One of Ratakka's morose subjects managed to slip the shackles with which he was bound at night and make a bolt for freedom. The king pursued him relentlessly, brought him back and then beat him, coldly and cruelly, slugging and gouging and kicking.
Ashen-faced, Candy moved to interfere; Montgomery restrained her.
"We're saving a race," he said. "You can't make an omelet without breaking a few eggs."
Candy turned and ran sobbing to her quarters, unable to dispel the memory of the writhing body on the ground.
The next day was the day to move equipment. It was a policy of the expeditions to leave their wornout machines for the most friendly of the native races, who could dismantle them and use the parts. The equipment not worth toting back to Earth was to be taken to the advance camp, where the Quxa center was. Montgomery also planned that day to take Ratakka to his kingdom.

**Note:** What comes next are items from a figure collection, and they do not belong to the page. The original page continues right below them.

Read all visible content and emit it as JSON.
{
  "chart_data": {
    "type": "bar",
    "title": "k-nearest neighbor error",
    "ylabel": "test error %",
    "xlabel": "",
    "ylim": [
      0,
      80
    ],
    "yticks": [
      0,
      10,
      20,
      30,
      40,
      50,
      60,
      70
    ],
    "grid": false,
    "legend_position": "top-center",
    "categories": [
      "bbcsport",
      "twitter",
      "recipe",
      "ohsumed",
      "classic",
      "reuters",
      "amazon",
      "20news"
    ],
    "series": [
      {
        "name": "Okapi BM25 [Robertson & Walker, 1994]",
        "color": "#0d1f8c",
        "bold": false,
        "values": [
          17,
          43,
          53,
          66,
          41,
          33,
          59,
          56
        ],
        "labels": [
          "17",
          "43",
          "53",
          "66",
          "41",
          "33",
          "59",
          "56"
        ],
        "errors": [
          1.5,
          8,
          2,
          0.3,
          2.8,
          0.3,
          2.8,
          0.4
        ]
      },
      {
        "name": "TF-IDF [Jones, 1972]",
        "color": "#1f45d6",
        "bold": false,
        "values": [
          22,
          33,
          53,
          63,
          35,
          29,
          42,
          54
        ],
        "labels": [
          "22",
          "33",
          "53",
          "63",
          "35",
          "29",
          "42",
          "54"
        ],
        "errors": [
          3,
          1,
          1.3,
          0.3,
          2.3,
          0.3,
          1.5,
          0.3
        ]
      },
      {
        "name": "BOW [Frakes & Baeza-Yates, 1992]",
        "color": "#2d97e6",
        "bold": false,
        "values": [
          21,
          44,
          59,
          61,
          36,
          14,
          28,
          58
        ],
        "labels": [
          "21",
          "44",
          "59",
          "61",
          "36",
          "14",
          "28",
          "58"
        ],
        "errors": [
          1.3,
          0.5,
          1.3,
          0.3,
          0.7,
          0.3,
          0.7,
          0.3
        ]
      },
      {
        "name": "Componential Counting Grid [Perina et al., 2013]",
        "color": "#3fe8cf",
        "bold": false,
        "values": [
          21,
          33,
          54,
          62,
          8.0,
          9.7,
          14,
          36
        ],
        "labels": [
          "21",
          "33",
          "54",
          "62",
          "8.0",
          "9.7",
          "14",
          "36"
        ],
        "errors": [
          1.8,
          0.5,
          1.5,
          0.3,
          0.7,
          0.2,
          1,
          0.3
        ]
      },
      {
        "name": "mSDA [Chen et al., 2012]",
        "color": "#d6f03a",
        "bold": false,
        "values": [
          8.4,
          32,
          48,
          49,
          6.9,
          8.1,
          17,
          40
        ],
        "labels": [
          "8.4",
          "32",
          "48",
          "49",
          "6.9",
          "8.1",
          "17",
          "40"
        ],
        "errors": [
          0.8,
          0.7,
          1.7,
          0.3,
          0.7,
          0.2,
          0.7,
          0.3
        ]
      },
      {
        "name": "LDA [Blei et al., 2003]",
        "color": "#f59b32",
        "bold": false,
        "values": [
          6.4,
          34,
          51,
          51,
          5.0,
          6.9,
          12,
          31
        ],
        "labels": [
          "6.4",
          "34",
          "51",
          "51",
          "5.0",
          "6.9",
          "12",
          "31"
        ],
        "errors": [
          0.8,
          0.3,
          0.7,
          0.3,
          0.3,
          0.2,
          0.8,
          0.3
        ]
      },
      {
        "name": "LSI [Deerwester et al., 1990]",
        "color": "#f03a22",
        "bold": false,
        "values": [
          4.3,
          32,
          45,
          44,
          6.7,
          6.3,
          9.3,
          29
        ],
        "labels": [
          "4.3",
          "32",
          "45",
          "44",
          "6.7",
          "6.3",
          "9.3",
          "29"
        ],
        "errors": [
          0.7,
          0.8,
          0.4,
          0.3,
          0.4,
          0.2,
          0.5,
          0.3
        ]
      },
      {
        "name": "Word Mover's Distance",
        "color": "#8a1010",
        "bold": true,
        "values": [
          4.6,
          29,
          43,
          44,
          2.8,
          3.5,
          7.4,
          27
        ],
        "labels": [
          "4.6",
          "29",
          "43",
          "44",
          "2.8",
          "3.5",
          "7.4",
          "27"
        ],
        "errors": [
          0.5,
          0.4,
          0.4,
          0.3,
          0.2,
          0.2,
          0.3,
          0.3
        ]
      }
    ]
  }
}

A few minutes ahead of the motorcade, Candy slipped out, got into a battered half-track and started driving the eighty miles to the advance camp. For the first twenty-five miles, she told herself that her eagerness was because it was a nice day and she wanted to get out of camp.
For the next twenty-five miles, she called herself a liar.
For the third twenty-five miles she gave herself up unashamedly to thinking about Bill Bradley: his smile, his gentleness, the awkward grace of his lean body. Not a man to set a planet on fire—but how pleasant and restful to have around!
She wondered if he would forgive the way she had acted. Somehow she was sure he would.